Whether the sale by Letham Grange Development Company Limited (“LGDC”) of a hotel and adjoining golf courses prior to its liquidation was a gratuitous alienation i.e. a property transaction conducted for significantly less than market value. The hotel and golf courses were sold to the second appellant in February 2001 for a recorded amount of £248,100. At the time LGDC went into liquidation in December 2002, their value was estimated at around £1.8m. The second appellant also granted a charge over the hotel and adjoining golf courses in favour of the first appellant in January 2003.

The liquidator of LGDC brought two sets of proceedings, one against the second appellant and one against the first appellant. In the latter, the liquidator sought a reduction of the first appellant’s charge, arguing that it was part of a gratuitous alienation. The first appellant and second appellant argued that, in addition to the recorded sale price, the second appellant had also assumed debts of £1.85m owed by LGDC to the liquidator, which meant the sale was not a gratuitous alienation. The Lord Ordinary, Lord Glennie, rejected the liquidator’s argument that the sale was a gratuitous alienation. This decision was reversed on appeal by an Extra Division of the Inner House of the Court of Session, which held that Lord Glennie had erred in law.
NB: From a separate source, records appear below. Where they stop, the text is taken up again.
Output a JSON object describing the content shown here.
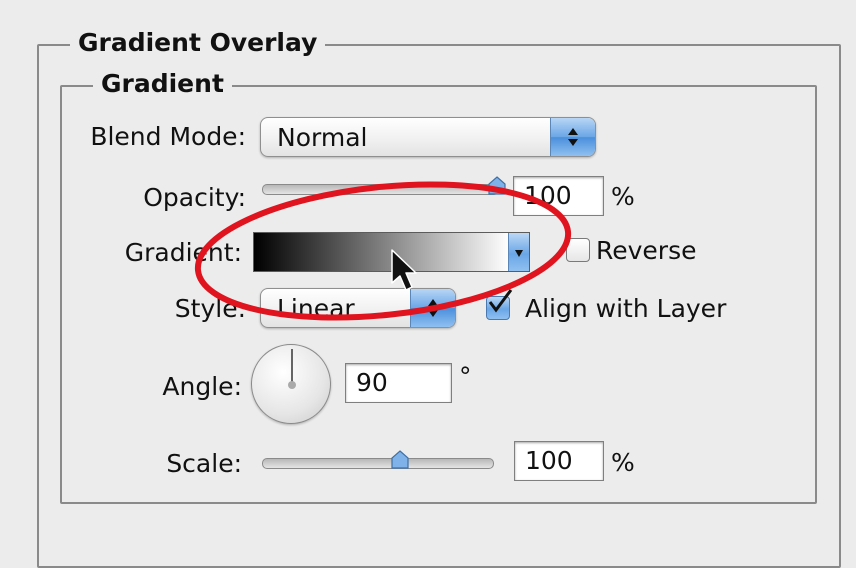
{
  "panel": {
    "outer_title": "Gradient Overlay",
    "inner_title": "Gradient"
  },
  "blend_mode": {
    "label": "Blend Mode:",
    "value": "Normal"
  },
  "opacity": {
    "label": "Opacity:",
    "value": "100",
    "unit": "%",
    "slider_fraction": 1.0
  },
  "gradient": {
    "label": "Gradient:",
    "stops": [
      "#000000",
      "#ffffff"
    ]
  },
  "reverse": {
    "label": "Reverse",
    "checked": false
  },
  "style": {
    "label": "Style:",
    "value": "Linear"
  },
  "align_with_layer": {
    "label": "Align with Layer",
    "checked": true
  },
  "angle": {
    "label": "Angle:",
    "value": "90",
    "unit": "°",
    "degrees": 90
  },
  "scale": {
    "label": "Scale:",
    "value": "100",
    "unit": "%",
    "slider_fraction": 0.6
  },
  "colors": {
    "accent_blue": "#6aa6e6",
    "highlight_ellipse": "#e0141e",
    "background": "#ececec"
  },
  "icons": {
    "cursor": "mouse-pointer-icon",
    "checkmark": "checkmark-icon",
    "stepper": "up-down-arrows-icon",
    "dropdown": "chevron-down-icon"
  }
}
The first and second appellants appealed.

In unanimously allowing the appeal, the Court held that Lord Glennie had not erred in law, as he clearly understood the critical issue under the Insolvency Act 1986 to be whether “the alienation was made for adequate consideration”. Lord Glennie had been aware that the obligation undertaken by the second appellant would only constitute part of the consideration for the sale if it was undertaken as the counterpart of the obligations undertaken by LGDC. Lord Glennie had looked at whether the second appellant undertook an obligation to assume LGDC’s debts, not when this happened.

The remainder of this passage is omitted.